Only a limited number of studies investigated the association of alcohol consumption with breast cancer recurrence. In line with our results, three other studies showed no association with pre-diagnostic [9, 27] and post-diagnostic [23] alcohol consumption. Further, one study reported an increased risk with pre-diagnostic beer consumption in premenopausal but not in postmenopausal women [12], and two studies found an increased risk with pre-diagnostic [21] and post-diagnostic [17] alcohol consumption.

Strengths of our study are the relatively large sample size, the population-based design, the restriction to postmenopausal women, and the high completeness of follow-up (100 % for mortality and 98 % for recurrence). The FFQ has been previously validated for alcohol consumption and showed a high correlation with 12 24 h dietary recalls (r = 0.88) [29, 30]. However, measurement errors in and subsequent misclassification of alcohol consumption cannot be ruled out. Also, potential changes in alcohol consumption after diagnosis, which could have contributed to survival, cannot be accounted for in this analysis. This also implies that we cannot draw any conclusions about whether post-diagnostic alcohol consumption among breast cancer patients influences prognosis. Although we collected and assessed data on many potential confounding factors (i.e., tumor characteristics, therapy, lifestyle factors), we cannot exclude residual or uncontrolled confounding. Further, we had a limited sample size for subgroup analyses and these results must therefore be interpreted with caution.

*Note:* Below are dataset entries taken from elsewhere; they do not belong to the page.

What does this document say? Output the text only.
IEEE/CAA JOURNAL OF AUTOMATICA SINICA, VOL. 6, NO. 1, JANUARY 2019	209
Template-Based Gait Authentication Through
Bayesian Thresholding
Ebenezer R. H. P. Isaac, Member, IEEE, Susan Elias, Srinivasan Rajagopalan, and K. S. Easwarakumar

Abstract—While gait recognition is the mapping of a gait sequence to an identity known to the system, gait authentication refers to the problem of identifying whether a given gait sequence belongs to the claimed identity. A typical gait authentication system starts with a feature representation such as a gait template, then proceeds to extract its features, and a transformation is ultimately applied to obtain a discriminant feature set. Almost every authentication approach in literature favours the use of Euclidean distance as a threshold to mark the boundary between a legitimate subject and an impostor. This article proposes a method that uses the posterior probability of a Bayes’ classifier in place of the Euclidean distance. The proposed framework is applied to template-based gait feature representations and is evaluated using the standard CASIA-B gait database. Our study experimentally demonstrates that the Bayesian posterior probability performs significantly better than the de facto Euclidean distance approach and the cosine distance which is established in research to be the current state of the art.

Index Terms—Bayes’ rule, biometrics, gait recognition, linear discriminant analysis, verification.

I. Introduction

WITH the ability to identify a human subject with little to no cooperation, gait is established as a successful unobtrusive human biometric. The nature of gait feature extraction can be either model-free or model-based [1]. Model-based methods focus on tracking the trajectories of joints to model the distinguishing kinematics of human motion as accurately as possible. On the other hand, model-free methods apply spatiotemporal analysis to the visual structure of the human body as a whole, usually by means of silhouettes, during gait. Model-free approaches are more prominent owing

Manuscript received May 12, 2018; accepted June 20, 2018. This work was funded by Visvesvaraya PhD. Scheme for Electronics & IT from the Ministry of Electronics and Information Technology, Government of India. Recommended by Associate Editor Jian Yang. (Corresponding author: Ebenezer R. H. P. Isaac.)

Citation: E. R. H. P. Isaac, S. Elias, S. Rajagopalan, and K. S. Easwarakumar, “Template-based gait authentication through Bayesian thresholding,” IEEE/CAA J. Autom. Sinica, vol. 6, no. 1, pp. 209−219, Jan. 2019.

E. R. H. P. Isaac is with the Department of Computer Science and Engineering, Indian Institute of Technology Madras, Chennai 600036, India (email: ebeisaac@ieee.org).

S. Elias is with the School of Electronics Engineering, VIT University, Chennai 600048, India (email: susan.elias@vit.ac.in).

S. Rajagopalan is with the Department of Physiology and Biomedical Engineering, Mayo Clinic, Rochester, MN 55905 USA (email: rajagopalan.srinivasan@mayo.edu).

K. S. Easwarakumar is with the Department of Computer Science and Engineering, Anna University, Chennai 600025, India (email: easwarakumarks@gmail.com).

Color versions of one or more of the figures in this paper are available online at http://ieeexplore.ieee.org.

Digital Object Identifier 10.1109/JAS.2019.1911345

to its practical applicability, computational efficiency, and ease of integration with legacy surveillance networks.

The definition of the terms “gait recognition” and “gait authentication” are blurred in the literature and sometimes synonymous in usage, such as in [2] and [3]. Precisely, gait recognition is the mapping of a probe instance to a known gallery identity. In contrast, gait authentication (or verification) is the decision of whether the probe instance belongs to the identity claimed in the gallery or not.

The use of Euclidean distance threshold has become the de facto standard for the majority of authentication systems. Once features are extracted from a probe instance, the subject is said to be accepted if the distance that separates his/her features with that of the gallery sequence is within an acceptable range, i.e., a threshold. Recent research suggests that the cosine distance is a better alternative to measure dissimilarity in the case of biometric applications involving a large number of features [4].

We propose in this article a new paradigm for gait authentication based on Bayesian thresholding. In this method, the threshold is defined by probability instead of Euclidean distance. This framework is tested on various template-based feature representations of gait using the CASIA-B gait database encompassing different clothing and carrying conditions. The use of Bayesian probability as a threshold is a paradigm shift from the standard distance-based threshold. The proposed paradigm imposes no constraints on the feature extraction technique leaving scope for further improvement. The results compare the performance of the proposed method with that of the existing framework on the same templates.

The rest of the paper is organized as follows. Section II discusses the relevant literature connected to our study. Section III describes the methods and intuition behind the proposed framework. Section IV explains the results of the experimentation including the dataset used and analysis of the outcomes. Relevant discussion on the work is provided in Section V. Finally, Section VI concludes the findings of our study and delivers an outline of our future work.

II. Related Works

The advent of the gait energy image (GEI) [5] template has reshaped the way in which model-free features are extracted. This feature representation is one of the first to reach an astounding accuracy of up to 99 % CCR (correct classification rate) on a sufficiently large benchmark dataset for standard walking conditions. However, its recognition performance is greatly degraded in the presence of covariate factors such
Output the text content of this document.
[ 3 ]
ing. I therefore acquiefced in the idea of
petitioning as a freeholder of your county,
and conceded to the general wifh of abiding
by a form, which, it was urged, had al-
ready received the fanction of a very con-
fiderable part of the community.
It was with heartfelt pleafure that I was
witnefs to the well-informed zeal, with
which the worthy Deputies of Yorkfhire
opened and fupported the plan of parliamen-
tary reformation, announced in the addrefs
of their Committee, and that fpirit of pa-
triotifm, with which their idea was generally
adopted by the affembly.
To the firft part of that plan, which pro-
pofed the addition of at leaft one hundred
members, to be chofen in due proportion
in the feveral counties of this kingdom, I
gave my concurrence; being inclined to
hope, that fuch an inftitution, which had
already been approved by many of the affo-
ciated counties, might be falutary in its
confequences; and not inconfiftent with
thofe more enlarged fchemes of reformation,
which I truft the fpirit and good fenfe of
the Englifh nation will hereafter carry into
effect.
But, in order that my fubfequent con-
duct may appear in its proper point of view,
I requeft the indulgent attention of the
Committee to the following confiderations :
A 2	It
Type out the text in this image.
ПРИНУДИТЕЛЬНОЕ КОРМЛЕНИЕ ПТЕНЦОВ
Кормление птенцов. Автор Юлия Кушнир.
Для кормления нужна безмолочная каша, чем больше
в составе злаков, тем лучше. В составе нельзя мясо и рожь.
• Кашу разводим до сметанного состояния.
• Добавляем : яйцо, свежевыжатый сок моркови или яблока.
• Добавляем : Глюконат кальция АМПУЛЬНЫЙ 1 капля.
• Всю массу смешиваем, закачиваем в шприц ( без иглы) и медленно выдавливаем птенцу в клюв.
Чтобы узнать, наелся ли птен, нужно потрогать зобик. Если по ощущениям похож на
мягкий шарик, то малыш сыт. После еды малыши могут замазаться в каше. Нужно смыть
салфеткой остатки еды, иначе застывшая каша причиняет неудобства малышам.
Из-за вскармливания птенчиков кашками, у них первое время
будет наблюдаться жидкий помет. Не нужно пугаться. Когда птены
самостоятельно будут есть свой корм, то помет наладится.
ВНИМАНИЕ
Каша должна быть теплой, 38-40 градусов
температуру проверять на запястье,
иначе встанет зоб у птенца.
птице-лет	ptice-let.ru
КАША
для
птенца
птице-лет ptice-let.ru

In conclusion, we observed that alcohol consumption before diagnosis is associated with an increased risk of breast cancer-specific mortality and a non-significantly decreased risk of mortality due to other causes. No association with breast cancer recurrence and overall mortality was found. Due to the limited evidence thus far, further larger studies are needed to confirm these findings, to differentiate between pre- and post-diagnostic alcohol consumption, and to assess whether associations are restricted to specific subgroups of patients.